Document - Kenya: Renewed appeal for humanitarian access to Somalia


Public Statement

AI Index: AFR 32/009/2007 (Public)

News Service No: 123

28 June 2007

Kenya: Renewed appeal for humanitarian access to Somalia

Amnesty International is concerned that Kenyan authorities are obstructing delivery of UN humanitarian aid designated for Somalia. On Friday 22 June, the United Nations World Food Program (WFP) reported that 141 trucks they had contracted to deliver emergency food aid to southern Somalia were unable to cross the Kenyan border. The WFP trucks have been prevented from crossing into Somalia by Kenyan authorities at the El-Wak border, between north-eastern Kenya and the Gedo region of Somalia, for almost a month now. Many of the trucks have now had to return to Nairobi, after the WFP had unloaded and stored foodstuffs near the Kenyan side of the border crossing.

Amnesty International has confirmed that the Kenyan government is currently preventing food aid by WFP as well as other humanitarian relief organisations from crossing the border. Amnesty International is very concerned at the impact of this delay on the 200,000 Somalis, including internally displaced people, who were the intended recipients of the food aid and who are suffering from alarming levels of malnutrition.

This recent obstruction of emergency food aid by the Kenyan authorities follows the government’s decision to close the Kenya/Somalia border on 3 January 2006. This prevented thousands of individuals who were fleeing the conflict from crossing into Kenya, leaving them highly vulnerable to human rights abuses by parties to the Somali conflict. The closing of the border also prevented humanitarian aid from being transported into Somalia for seven weeks after the closure. Amnesty International highlighted this closure and ongoing local obstructions to humanitarian relief in the report, Denied Refuge: The effect of the closure of the Kenya/Somalia border on thousands of Somali asylum-seekers and refugees.

Amnesty International renews its previous calls on the Kenyan authorities to allow humanitarian assistance across its border into Somalia for persons in need, including internally displaced people on a regular, predictable and safe basis. The only effective way to deliver humanitarian emergency aid to Somalis in need in the Gedo and Juba regions is through Kenya, due to the insecurity and extremely difficult logistical situation in Somalia as a consequence of conflict and the extreme under-development of infrastructure in these remote areas.

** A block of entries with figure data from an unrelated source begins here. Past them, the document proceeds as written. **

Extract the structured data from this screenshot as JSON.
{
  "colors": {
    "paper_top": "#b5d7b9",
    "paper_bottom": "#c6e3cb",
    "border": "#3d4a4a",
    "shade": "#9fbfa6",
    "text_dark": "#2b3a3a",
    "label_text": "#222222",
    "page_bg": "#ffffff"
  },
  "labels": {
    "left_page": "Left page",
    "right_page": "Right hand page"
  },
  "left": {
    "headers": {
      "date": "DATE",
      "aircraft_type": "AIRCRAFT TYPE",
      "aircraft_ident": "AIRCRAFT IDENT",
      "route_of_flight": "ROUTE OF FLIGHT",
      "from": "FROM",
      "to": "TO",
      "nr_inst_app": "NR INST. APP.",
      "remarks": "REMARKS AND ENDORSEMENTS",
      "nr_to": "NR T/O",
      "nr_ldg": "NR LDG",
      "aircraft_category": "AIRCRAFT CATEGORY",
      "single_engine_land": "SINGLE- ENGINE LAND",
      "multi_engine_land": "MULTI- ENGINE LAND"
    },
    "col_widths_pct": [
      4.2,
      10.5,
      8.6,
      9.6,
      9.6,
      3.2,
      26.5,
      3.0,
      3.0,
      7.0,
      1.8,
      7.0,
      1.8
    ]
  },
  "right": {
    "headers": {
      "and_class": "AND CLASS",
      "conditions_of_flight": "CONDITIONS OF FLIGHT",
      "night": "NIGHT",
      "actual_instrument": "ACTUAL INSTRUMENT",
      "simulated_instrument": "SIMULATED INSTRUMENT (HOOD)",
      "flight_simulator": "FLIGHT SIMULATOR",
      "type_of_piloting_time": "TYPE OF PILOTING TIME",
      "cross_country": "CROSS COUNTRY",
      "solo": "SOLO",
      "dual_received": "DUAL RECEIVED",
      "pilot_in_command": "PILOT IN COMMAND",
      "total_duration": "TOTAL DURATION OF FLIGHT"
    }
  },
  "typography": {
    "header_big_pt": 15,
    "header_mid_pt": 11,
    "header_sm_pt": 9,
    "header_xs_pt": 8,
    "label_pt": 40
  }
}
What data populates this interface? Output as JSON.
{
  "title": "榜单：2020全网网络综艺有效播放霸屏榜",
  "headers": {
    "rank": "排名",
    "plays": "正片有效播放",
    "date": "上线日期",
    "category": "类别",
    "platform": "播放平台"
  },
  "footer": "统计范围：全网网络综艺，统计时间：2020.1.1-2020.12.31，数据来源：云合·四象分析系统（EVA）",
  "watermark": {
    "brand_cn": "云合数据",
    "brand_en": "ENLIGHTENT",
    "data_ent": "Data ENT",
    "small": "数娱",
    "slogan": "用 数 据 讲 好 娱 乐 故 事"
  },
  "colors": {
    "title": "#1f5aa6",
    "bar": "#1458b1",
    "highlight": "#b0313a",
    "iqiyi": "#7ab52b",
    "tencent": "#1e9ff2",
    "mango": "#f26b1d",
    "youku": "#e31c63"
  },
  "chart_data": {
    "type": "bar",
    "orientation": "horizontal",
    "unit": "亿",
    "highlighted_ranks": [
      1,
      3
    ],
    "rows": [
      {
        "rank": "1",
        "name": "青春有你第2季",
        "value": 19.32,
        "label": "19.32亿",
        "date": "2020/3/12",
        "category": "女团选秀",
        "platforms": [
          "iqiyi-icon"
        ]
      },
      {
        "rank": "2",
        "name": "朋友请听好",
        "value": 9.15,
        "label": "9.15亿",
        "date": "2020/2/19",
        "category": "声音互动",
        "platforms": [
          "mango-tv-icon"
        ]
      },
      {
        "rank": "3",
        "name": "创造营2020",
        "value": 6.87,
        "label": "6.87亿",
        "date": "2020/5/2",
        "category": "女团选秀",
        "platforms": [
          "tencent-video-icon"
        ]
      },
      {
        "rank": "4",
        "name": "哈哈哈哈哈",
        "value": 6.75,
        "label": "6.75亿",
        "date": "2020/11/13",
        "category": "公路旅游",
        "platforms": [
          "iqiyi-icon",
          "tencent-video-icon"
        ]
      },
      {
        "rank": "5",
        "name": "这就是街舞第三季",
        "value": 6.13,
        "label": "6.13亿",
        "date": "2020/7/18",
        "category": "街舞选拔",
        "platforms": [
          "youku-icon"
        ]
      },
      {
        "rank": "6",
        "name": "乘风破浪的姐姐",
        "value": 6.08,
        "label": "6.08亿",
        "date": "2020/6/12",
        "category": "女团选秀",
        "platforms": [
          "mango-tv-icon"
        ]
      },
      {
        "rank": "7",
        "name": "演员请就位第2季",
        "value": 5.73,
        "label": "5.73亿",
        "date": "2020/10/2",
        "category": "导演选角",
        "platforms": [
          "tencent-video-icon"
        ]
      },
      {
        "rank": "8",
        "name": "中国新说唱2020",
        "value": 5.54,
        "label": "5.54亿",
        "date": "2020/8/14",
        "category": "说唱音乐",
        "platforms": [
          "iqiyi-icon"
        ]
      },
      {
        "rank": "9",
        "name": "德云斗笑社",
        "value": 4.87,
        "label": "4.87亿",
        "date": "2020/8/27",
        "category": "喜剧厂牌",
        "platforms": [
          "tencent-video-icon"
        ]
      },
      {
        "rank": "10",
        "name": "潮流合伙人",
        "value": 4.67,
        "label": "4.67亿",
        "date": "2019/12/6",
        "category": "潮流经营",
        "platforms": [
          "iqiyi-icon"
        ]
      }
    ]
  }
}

Kenya has an obligation under international human rights law to ensure that it does not impose undue and unreasonable restriction to the delivery of aid and other humanitarian assistance to persons in need within Somalia. The International Covenant on Economic, Social and Cultural Rights, to which Kenya is a state party, requires states to recognize the essential role of international assistance and cooperation and comply with their commitment to take joint and separate action to achieve progressively the full realization of rights, including the right to adequate food. The UN Committee on Economic, Social and Cultural Rights, the body in charge of interpreting the obligations of States under the ICESCR, has further clarified that the right to adequate food under Article 11 of the ICESCR includes the obligation that "States parties should take steps to respect the enjoyment of the right to food in other countries. . ."

The continuing closure of the border also affects the human rights of persons seeking safety from the ongoing conflict in Kismayo, Mogadishu and other areas, which has left hundreds of thousands internally displaced and many attempting to flee.

Amnesty International repeats its call on the government of Kenya to re-open its border with Somalia in order to allow entry to individuals fleeing Somalia and seeking refuge in Kenya, in line with its refugee protection obligations under international and national refugee and human rights law.